Columbus took his chance and launched himself as forcefully as he could manage, lunging for Jacobi’s arms. But by the time he reached where they should have been, they were gone, with no evidence of having ever been there. All momentum, Columbus continued propelling forward and wasn’t quite able to catch himself from tripping. He hit ground hard on his shoulder and lost his grip on the time film canister which rolled across the floor. The film snapped back into its casing.

The low groan sharpened quickly and a rumble joined it. Sharp cracking sounds emanated from the walls around Columbus and then an ear-splitting pop like a cannon blast rattled through the building.

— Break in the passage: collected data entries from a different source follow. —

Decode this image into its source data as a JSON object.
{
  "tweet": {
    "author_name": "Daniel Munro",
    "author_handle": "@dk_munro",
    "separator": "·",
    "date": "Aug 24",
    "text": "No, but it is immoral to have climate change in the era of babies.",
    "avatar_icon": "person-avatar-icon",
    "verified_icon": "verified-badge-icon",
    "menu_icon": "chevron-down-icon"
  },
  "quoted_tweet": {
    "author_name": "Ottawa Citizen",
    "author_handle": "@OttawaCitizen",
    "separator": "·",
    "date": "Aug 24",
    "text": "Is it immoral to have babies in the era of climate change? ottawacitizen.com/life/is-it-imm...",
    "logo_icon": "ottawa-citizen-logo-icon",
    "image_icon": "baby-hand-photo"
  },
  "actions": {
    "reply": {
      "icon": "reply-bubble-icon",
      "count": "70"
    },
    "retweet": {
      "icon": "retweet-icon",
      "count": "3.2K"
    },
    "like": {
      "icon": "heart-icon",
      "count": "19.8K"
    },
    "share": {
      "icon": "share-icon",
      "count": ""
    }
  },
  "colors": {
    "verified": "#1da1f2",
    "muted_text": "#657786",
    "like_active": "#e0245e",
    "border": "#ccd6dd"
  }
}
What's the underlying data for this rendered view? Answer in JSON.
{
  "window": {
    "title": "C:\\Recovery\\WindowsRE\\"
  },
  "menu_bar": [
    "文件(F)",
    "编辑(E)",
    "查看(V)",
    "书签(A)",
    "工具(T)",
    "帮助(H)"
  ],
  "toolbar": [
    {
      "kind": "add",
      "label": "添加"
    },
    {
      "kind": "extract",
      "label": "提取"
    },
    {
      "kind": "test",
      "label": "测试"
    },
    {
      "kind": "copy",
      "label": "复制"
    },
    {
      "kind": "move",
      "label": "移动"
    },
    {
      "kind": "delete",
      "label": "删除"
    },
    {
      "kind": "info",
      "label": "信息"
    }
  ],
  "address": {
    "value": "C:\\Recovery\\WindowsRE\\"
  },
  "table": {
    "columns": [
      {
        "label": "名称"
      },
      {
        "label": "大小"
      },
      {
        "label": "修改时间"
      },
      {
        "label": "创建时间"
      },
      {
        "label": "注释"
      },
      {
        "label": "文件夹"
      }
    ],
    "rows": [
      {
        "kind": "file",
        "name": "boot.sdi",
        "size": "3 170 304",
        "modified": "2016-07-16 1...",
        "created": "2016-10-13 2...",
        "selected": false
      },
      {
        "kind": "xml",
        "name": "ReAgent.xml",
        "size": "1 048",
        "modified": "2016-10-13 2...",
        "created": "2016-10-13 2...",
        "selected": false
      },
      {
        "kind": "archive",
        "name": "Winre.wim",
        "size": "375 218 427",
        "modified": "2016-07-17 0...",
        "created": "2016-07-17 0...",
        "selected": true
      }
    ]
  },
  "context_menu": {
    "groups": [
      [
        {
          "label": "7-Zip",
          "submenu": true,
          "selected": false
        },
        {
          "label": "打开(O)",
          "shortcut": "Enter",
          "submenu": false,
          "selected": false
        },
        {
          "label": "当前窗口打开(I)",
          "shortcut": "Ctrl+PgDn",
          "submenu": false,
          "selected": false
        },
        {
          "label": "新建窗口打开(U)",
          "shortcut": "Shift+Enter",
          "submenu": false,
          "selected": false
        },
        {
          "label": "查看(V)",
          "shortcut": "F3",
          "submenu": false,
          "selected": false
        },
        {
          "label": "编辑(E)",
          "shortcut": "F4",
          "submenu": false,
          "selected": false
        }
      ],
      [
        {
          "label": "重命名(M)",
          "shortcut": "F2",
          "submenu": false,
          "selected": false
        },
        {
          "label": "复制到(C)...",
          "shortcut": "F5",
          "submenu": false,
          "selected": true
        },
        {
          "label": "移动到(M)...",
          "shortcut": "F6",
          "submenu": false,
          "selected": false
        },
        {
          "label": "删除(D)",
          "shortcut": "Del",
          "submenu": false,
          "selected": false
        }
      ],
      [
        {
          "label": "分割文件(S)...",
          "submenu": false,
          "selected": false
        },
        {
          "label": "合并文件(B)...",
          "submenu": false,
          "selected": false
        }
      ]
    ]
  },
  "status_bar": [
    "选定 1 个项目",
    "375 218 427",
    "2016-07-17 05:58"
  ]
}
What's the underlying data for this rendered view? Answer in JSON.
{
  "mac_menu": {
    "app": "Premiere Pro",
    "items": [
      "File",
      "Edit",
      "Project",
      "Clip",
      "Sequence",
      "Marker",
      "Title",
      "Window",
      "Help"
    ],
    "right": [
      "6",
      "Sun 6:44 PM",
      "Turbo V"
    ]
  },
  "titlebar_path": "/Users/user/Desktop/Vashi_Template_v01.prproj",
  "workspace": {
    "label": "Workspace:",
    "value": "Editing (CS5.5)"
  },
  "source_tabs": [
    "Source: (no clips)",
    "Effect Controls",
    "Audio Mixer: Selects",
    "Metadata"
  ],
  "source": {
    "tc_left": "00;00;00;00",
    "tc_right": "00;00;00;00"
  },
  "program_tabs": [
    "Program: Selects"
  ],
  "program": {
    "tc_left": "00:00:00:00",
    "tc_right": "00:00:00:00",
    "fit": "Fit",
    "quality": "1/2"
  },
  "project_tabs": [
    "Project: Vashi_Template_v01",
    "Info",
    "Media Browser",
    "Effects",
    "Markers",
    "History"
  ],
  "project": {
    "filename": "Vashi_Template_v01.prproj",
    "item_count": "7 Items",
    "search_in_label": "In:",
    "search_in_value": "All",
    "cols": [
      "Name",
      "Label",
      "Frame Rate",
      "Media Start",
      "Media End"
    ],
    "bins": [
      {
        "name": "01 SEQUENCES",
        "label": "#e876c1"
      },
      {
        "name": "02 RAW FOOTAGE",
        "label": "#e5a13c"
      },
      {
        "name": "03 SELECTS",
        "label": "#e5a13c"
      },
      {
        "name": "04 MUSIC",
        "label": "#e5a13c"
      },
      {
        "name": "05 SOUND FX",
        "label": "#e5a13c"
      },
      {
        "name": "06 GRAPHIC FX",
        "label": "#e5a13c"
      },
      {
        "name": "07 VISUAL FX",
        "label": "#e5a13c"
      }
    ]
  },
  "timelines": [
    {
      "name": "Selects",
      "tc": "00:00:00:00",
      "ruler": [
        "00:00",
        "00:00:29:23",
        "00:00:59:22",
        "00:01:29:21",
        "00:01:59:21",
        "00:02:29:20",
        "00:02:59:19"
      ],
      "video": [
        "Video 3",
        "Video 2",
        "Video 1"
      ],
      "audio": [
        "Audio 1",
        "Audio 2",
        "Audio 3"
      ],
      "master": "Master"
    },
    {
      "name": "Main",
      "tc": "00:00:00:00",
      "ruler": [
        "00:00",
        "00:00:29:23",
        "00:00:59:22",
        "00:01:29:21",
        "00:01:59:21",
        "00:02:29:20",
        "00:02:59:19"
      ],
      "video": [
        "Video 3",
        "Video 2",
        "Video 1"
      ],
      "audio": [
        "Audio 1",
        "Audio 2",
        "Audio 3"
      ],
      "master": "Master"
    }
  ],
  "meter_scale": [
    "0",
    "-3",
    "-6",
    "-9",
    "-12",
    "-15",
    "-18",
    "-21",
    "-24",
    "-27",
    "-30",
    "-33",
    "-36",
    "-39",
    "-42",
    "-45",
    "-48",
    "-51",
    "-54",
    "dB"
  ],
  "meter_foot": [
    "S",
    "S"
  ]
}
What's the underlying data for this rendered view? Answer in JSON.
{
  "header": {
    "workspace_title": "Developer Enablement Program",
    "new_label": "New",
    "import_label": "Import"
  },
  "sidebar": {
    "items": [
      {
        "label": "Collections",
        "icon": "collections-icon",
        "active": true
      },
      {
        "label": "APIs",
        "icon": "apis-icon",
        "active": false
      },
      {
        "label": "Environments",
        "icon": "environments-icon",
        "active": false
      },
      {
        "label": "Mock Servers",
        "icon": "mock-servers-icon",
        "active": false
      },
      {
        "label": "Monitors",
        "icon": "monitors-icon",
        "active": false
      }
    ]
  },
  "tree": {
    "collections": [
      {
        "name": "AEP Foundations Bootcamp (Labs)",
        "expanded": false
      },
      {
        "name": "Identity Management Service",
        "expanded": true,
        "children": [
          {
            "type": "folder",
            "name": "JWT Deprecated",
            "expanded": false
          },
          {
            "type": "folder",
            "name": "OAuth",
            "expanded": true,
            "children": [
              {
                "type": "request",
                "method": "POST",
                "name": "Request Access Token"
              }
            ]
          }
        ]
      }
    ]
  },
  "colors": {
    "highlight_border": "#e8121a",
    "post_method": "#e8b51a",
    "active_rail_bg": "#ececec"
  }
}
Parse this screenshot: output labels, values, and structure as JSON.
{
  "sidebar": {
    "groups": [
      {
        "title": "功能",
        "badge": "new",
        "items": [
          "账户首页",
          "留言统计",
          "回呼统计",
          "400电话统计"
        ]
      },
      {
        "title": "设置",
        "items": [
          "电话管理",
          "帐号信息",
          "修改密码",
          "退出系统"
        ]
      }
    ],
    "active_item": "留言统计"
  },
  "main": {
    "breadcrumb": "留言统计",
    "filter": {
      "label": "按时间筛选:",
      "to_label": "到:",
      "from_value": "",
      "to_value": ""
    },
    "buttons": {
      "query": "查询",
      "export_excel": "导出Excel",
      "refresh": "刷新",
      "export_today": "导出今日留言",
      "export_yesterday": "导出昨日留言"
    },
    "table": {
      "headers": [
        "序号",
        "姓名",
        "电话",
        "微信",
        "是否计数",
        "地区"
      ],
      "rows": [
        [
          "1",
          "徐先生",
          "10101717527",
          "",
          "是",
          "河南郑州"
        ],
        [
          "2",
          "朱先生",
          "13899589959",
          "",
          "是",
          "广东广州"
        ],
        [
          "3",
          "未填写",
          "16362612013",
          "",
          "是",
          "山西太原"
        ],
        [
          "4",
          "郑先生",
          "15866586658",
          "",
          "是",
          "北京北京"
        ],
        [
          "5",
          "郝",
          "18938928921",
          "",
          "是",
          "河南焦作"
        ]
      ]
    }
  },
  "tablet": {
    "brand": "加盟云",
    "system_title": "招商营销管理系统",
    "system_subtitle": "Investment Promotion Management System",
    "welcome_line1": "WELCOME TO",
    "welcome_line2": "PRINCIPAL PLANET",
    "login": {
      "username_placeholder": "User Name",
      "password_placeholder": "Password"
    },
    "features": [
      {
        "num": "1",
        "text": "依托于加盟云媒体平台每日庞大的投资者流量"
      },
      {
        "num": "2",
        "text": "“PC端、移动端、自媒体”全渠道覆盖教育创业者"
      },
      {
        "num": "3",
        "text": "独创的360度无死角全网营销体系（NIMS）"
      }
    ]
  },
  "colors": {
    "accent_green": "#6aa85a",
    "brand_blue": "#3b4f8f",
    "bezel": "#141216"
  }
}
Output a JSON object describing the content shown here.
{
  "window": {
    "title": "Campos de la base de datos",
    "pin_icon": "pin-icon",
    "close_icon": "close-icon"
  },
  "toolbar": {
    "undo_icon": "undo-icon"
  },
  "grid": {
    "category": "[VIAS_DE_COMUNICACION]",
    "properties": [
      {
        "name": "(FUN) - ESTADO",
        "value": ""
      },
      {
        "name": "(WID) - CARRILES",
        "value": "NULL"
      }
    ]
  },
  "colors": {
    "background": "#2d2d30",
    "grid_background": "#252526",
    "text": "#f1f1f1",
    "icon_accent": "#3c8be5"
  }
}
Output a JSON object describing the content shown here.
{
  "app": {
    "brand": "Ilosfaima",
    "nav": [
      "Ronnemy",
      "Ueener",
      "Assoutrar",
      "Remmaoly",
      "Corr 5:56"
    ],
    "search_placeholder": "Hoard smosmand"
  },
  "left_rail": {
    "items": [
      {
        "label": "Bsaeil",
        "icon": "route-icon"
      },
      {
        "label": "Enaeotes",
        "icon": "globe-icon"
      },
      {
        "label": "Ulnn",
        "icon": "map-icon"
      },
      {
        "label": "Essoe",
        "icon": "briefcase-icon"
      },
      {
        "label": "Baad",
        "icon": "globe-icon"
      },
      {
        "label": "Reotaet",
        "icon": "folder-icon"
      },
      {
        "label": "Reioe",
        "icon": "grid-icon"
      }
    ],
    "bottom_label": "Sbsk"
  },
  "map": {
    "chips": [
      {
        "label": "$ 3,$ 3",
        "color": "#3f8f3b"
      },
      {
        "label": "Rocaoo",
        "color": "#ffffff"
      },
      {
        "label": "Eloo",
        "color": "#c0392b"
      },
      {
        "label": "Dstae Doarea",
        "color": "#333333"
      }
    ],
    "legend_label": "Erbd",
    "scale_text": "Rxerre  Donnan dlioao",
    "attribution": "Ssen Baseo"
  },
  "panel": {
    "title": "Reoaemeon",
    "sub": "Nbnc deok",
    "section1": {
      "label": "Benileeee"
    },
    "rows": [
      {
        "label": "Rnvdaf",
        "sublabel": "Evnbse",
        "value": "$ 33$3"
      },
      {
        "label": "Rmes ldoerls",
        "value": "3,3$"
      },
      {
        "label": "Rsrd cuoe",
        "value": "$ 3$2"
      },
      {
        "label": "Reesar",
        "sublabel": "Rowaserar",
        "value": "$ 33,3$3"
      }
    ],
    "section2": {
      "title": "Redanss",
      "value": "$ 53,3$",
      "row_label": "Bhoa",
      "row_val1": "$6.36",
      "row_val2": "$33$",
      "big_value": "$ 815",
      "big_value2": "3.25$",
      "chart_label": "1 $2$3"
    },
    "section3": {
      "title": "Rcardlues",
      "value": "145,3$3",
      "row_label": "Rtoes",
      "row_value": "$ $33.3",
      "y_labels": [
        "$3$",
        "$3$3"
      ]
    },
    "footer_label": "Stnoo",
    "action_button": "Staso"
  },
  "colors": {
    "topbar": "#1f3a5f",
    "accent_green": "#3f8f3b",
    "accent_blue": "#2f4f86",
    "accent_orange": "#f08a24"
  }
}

Overwhelmed with panic, Columbus lifted himself to his feet and scattered to the far corner of the room where the time film lay. The floor was shaking. A deafening roar began. Columbus was two meters away from the canister when he lost his balance again, and pushed off with his good foot towards it. Dust was flying into the room through the cracks in the walls. Columbus landed squarely on top of the canister and grabbed it from underneath him, turning onto his back.

There was no time left. Gritting his teeth, Columbus relied on his muscle memory to gently grab the corner of the film and pull it out. The room was so dusty he could barely see. It was difficult to breathe. He fed the end of the strip carefully into the opening of his device. The walls buckled. Chunks of drywall fell from the ceiling onto him on his back, choking and blinding him. He felt the strip meet gears and it was mechanically pulled through.

And then the roof collapsed and a hundred thousand tons of concrete, steel and souls plummeted through where Columbus had been, not stopping at the floor but continuing its barrage of destruction downward, crushing everything it met. And then finally the World Trade Center rested; collapsed and dead, having erased all evidence of its futuristic interloper.